Saturday 13 December 2014

Is fructose the real villain?

There is so much confusion around fruit and sugar that I decided to unpick some of the misinformation.

What is sugar?
Sucrose (table sugar) is made up of 50% glucose and 50% fructose. All sugars are made up of different combinations of glucose or glucose plus fructose. Glucose is a very important sugar for us humans and is contained within most foods, and if not included as for example in meat proteins, it is still eventually broken down in our bodies to provide glucose for us to use as energy.

Fructose is sweeter than glucose which is a manufacturers dream in the sweet stakes. Drinks are marketed to us daily, using the useful fact that fructose is from fruit! Checking the facts we know that fruit juice e.g. apple or orange from concentrate, has been stripped of the beneficial fibre and nutrients leaving pure sugar (fructose), primed to rot our teeth, and cause a huge insulin spike. Research shows that the consumption of sugary soft drinks has risen in parallel with obesity statistics. I often wonder how quickly obesity rates would fall if everyone drank water instead of sugary soft drinks.

Fruit contains fructose, but also contains fibre and a host of beneficial nutrients. However to stay under the recommended 10 teaspoons of sugar a day (World Health Organisation WHO), it is better to keep your fruit to two pieces a day plus a minimum of 3 portions of vegetables.

There is much hype around sugar and there is no doubt about the evils of the sweet stuff. Consuming sugar causes tooth cavities, and it is an excess of sugar which is the problem. There is not as yet definitive evidence that sugar causes cancer, however some nutrition experts believe strongly that this is so. It is however clear that eating too much sugar can  lead to weight gain and obesity which is strongly suggested to increase the risk of cancer.

As we have discussed in previous posts and community emails Alison and I have both found cutting out sugar for 30 days, helped us not only reduce sugar cravings (in a major way) but also increase our energy levels. Some studies have looked into how sugar (particularly when combined with fat) light up our brains reward system, which makes complete sense when we reflect on Palaeolithic man, sweet foods were rare and synonymous with high energy thus we could gorge on these foods without getting full too quickly (then we wonder why it is so easy to eat the whole packet of biscuits - we are not weak, we are made to do so). 

However it is dangerous to demonise an ingredient as happened to fat. We the consumers demanded low fat foods, as emerging studies including the famous Ancel Keys study 1958 found some evidence to show that eating fat makes us fat, (questionable as some have strongly suggested research cherry picking!) in response to this the food industry reduced the fat and increased the sugar, pulling the wool over our eyes completely.  The truth is, it is the combination of sugar, fat and salt which are used in the food industry to entice us into overeating leading to weight gain, lethargy and obesity. Hence eating naturally and steering away from processed foods will make all the difference to your health and waist line.

Each of us reacts to different foods in various ways. It is part of our journey to find out the best way of eating to suit ourselves ensuring that we consume the nutrients we need to have a healthy long life free from illness and disease.

To lower your sugar intake reduce the usual sugary drinks and snacks.

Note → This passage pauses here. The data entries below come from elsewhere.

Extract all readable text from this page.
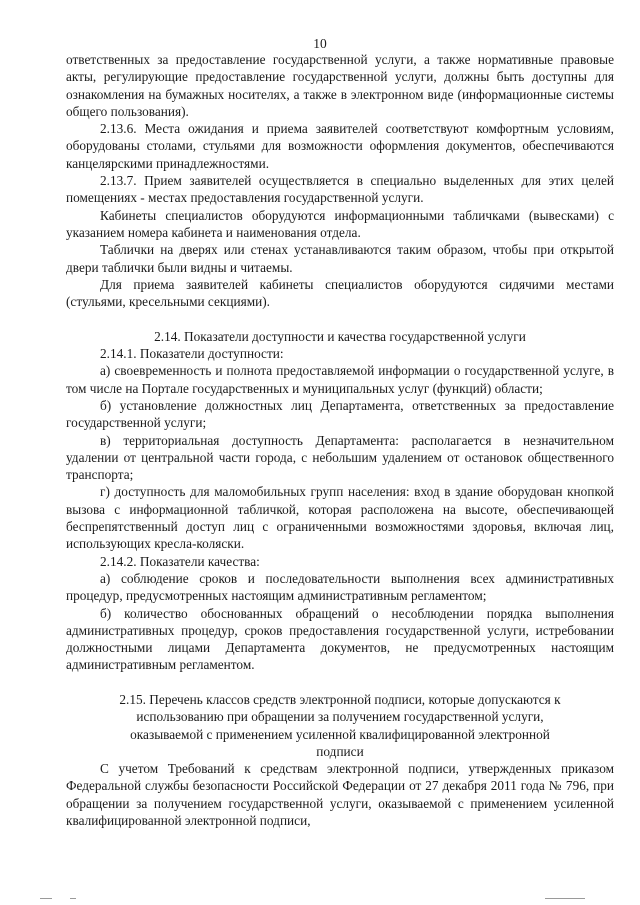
10

ответственных за предоставление государственной услуги, а также нормативные правовые акты, регулирующие предоставление государственной услуги, должны быть доступны для ознакомления на бумажных носителях, а также в электронном виде (информационные системы общего пользования).

2.13.6. Места ожидания и приема заявителей соответствуют комфортным условиям, оборудованы столами, стульями для возможности оформления документов, обеспечиваются канцелярскими принадлежностями.

2.13.7. Прием заявителей осуществляется в специально выделенных для этих целей помещениях - местах предоставления государственной услуги.

Кабинеты специалистов оборудуются информационными табличками (вывесками) с указанием номера кабинета и наименования отдела.

Таблички на дверях или стенах устанавливаются таким образом, чтобы при открытой двери таблички были видны и читаемы.

Для приема заявителей кабинеты специалистов оборудуются сидячими местами (стульями, кресельными секциями).

2.14. Показатели доступности и качества государственной услуги

2.14.1. Показатели доступности:

а) своевременность и полнота предоставляемой информации о государственной услуге, в том числе на Портале государственных и муниципальных услуг (функций) области;

б) установление должностных лиц Департамента, ответственных за предоставление государственной услуги;

в) территориальная доступность Департамента: располагается в незначительном удалении от центральной части города, с небольшим удалением от остановок общественного транспорта;

г) доступность для маломобильных групп населения: вход в здание оборудован кнопкой вызова с информационной табличкой, которая расположена на высоте, обеспечивающей беспрепятственный доступ лиц с ограниченными возможностями здоровья, включая лиц, использующих кресла-коляски.

2.14.2. Показатели качества:

а) соблюдение сроков и последовательности выполнения всех административных процедур, предусмотренных настоящим административным регламентом;

б) количество обоснованных обращений о несоблюдении порядка выполнения административных процедур, сроков предоставления государственной услуги, истребовании должностными лицами Департамента документов, не предусмотренных настоящим административным регламентом.

2.15. Перечень классов средств электронной подписи, которые допускаются к использованию при обращении за получением государственной услуги, оказываемой с применением усиленной квалифицированной электронной подписи

С учетом Требований к средствам электронной подписи, утвержденных приказом Федеральной службы безопасности Российской Федерации от 27 декабря 2011 года № 796, при обращении за получением государственной услуги, оказываемой с применением усиленной квалифицированной электронной подписи,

However there may be a few items that contain hidden sugars you were unaware of for example a nutrigrain bar is marketed as a healthy product, however it contains approximately 4tsp of sugar per bar! This is only just less than an average chocolate bar of the same size. As a general rule recommendations are that a food is healthy in terms of sugar levels when they contain 5g per 100g. Check the list I have included to help you lower your sugar levels.

- Low fructose fruits include avocados, lemons. Limes, melons, figs, grapefruit and blueberries.

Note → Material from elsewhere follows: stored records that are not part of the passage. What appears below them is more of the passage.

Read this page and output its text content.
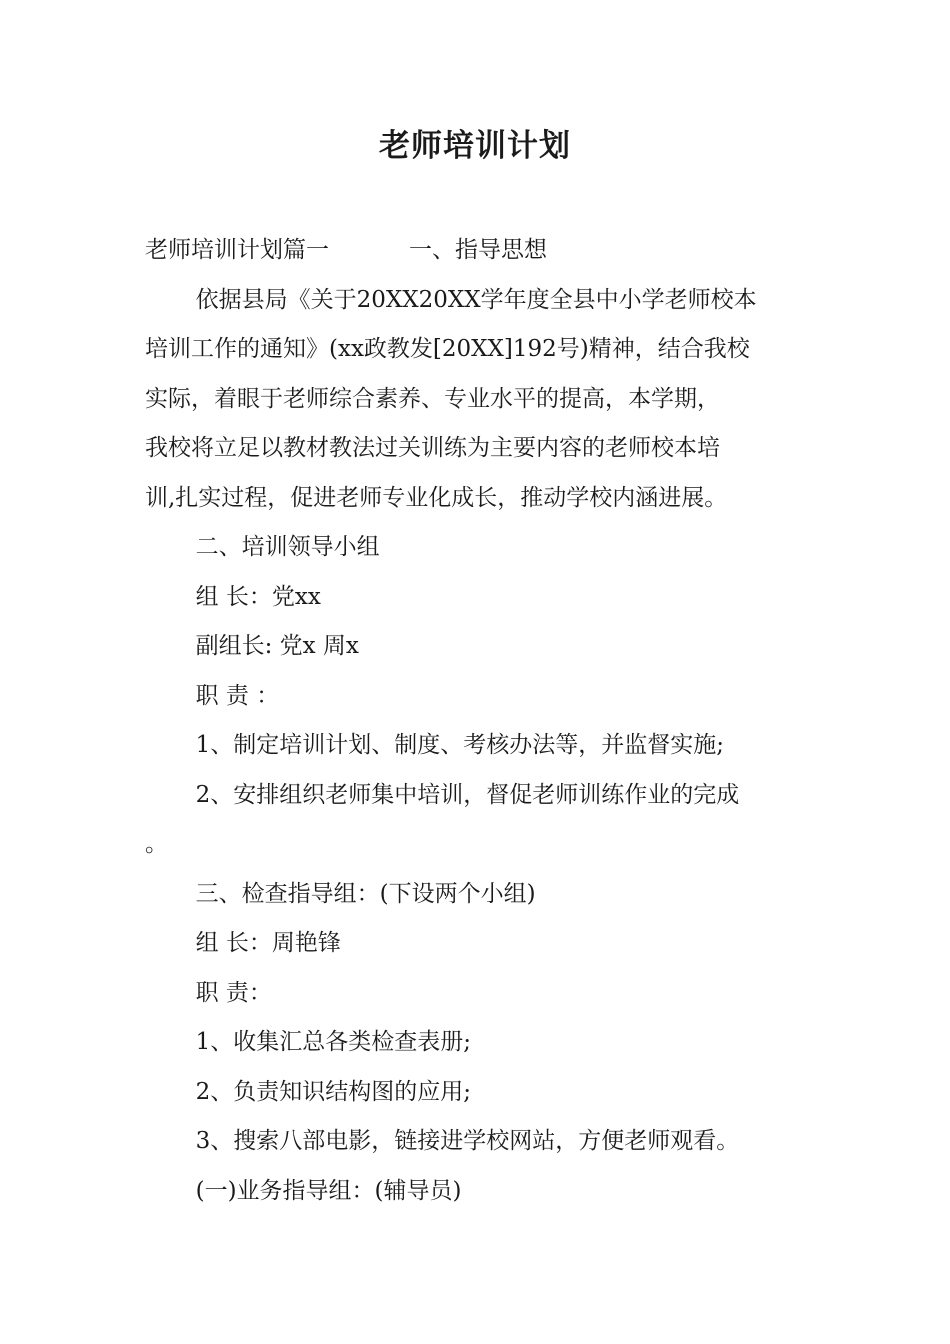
老师培训计划
老师培训计划篇一	一、指导思想
依据县局《关于20XX20XX学年度全县中小学老师校本
培训工作的通知》(xx政教发[20XX]192号)精神，结合我校
实际，着眼于老师综合素养、专业水平的提高，本学期，
我校将立足以教材教法过关训练为主要内容的老师校本培
训,扎实过程，促进老师专业化成长，推动学校内涵进展。
二、培训领导小组
组 长：党xx
副组长: 党x 周x
职 责 ：
1、制定培训计划、制度、考核办法等，并监督实施;
2、安排组织老师集中培训，督促老师训练作业的完成
。
三、检查指导组：(下设两个小组)
组 长：周艳锋
职 责：
1、收集汇总各类检查表册;
2、负责知识结构图的应用;
3、搜索八部电影，链接进学校网站，方便老师观看。
(一)业务指导组：(辅导员)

- Fruits highest in fructose include apples, pears, mangos.

- Low fat or fat free yoghurts can contain 5 teaspoons of sugar per 150g serving. Check the labels and opt for yoghurts with less than 5g of sugar per 100g of product.

- Jars of pasta sauce can contain upwards of 3tsp (13g) of sugar per 100g. Check shop bought sauces they often contain high levels of sugar, e.g. cranberry, salsa, mint sauce.

- Cereals are shockingly high in sugar, frosties and coco pops being two of the highest, however you may be surprised to find the following so called healthy cereals contain high levels of sugar:
* Branflakes 4-5 tsp/20g per 100g
* Special K  3- 4 tsp/17g per 100g
Check your cereals nutritional information - carbohydrates of which sugars, is the sugar content.

I hope you have found some of this information useful. Sugar is such a minefield and manufacturers have kept a theme of adding sugar and fat whilst trying to hide them in various forms to keep us buying products. Please leave a comment if you have a question or if you have found the information of use.

Have a wonderful Christmas enjoying time with your loved ones.